InterSpeech 2021

The TNT Team System Descriptions of Cantonese and Mongolian for IARPA OpenASR20
(Oral presentation)

Jing Zhao (Tsinghua University, China), Zhiqiang Lv (Tencent, China), Ambyera Han (Tencent, China), Guan-Bo Wang (Tsinghua University, China), Guixin Shi (Tsinghua University, China), Jian Kang (Tencent, China), Jinghao Yan (Tencent, China), Pengfei Hu (Tencent, China), Shen Huang (Tencent, China), Wei-Qiang Zhang (Tsinghua University, China)

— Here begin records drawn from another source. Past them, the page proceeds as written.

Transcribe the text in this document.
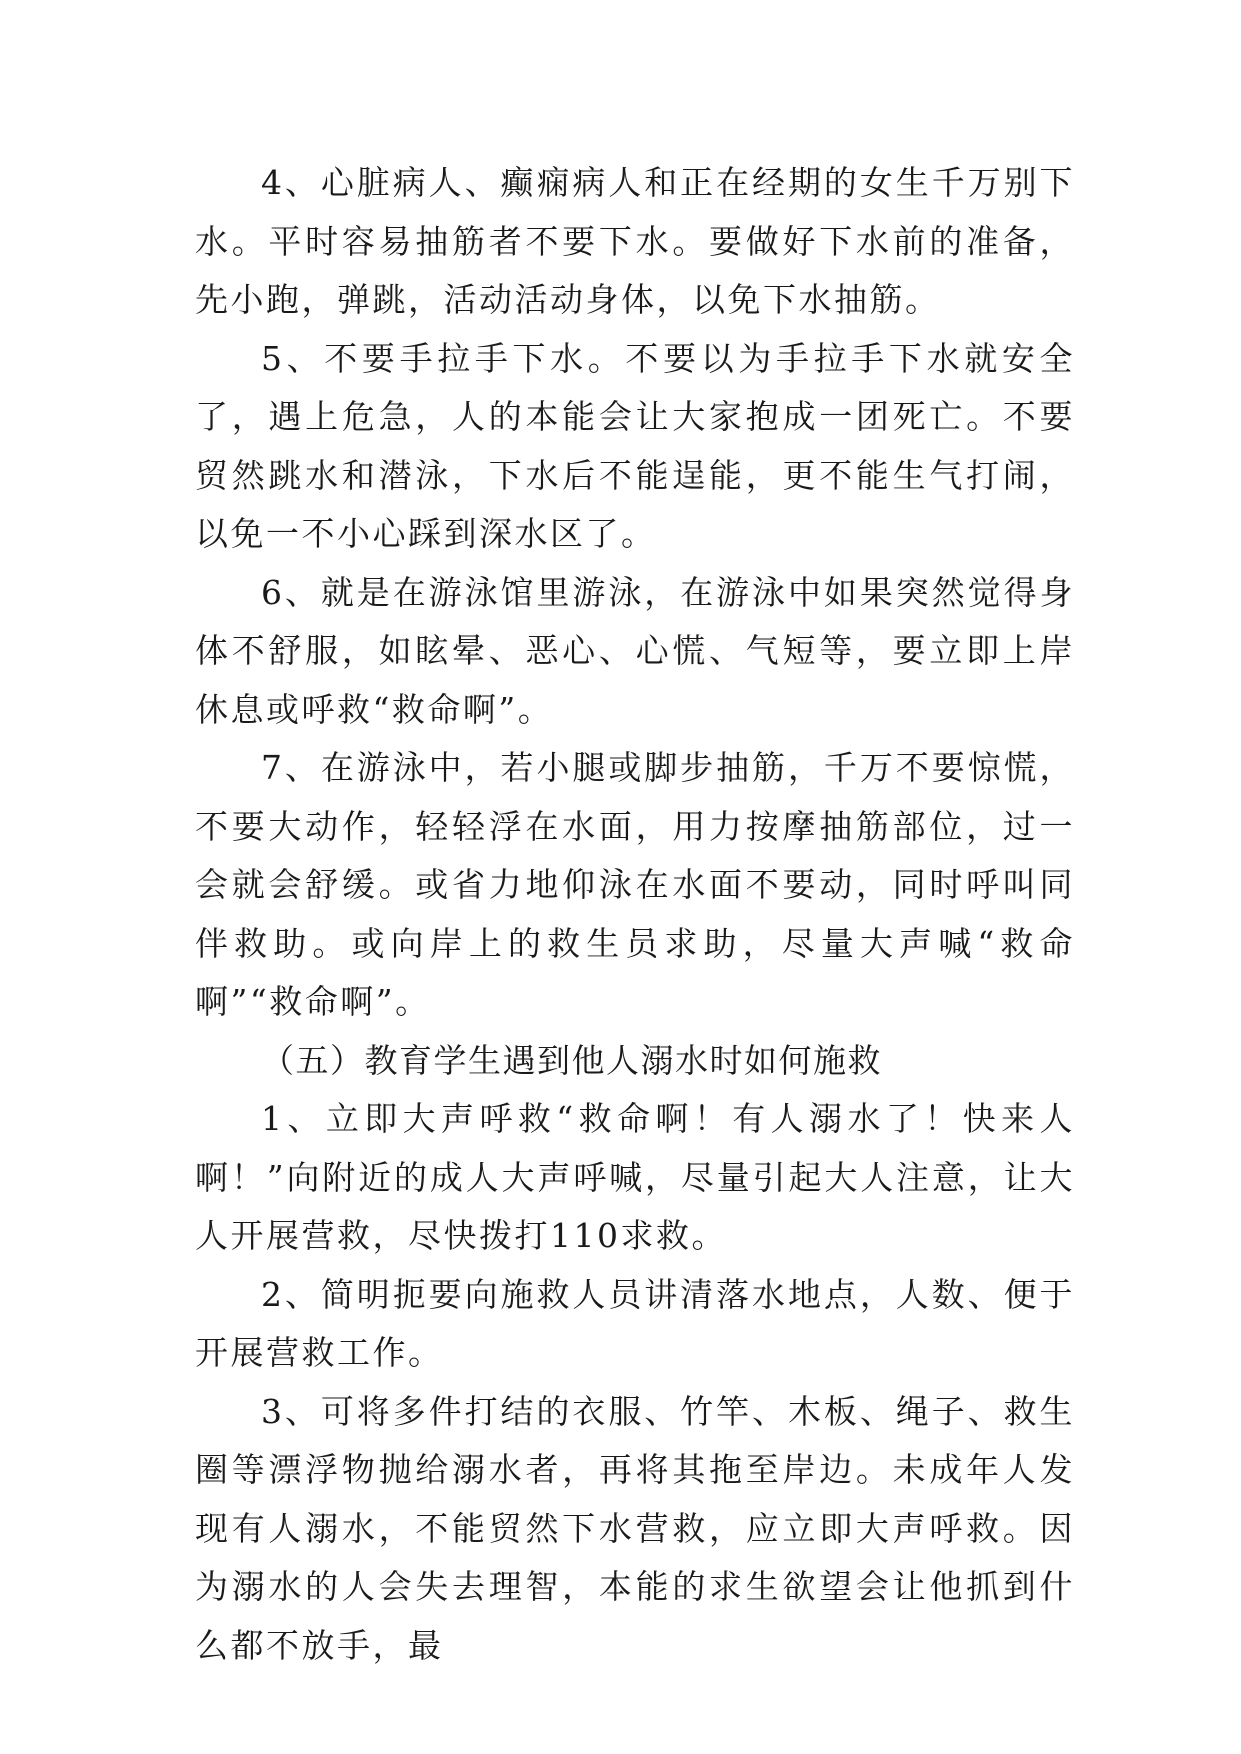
4、心脏病人、癫痫病人和正在经期的女生千万别下水。平时容易抽筋者不要下水。要做好下水前的准备，先小跑，弹跳，活动活动身体，以免下水抽筋。

5、不要手拉手下水。不要以为手拉手下水就安全了，遇上危急，人的本能会让大家抱成一团死亡。不要贸然跳水和潜泳，下水后不能逞能，更不能生气打闹，以免一不小心踩到深水区了。

6、就是在游泳馆里游泳，在游泳中如果突然觉得身体不舒服，如眩晕、恶心、心慌、气短等，要立即上岸休息或呼救“救命啊”。

7、在游泳中，若小腿或脚步抽筋，千万不要惊慌，不要大动作，轻轻浮在水面，用力按摩抽筋部位，过一会就会舒缓。或省力地仰泳在水面不要动，同时呼叫同伴救助。或向岸上的救生员求助，尽量大声喊“救命啊”“救命啊”。

（五）教育学生遇到他人溺水时如何施救

1、立即大声呼救“救命啊！有人溺水了！快来人啊！”向附近的成人大声呼喊，尽量引起大人注意，让大人开展营救，尽快拨打110求救。

2、简明扼要向施救人员讲清落水地点，人数、便于开展营救工作。

3、可将多件打结的衣服、竹竿、木板、绳子、救生圈等漂浮物抛给溺水者，再将其拖至岸边。未成年人发现有人溺水，不能贸然下水营救，应立即大声呼救。因为溺水的人会失去理智，本能的求生欲望会让他抓到什么都不放手，最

This paper presents our work for OpenASR20 Challenge. We describe our Automatic Speech Recognition (ASR) systems for Cantonese and Mongolian under both constrained and unconstrained conditions. For constrained condition, a hybrid NN-HMM ASR system play the main role, while for unconstrained condition, an end-to-end ASR system outperforms traditional hybrid systems significantly due to adequate training data. Besides, we adapt to the challenging PSTN conditions using publicly available wideband dictated speech with similar accent, respectively for the two languages. Furthermore, data cleanup, language tailored features, multi-band training, data augmentation, pre-training and system fusions are incorporated. Our submitted systems have achieved excellent performances for the two conditions.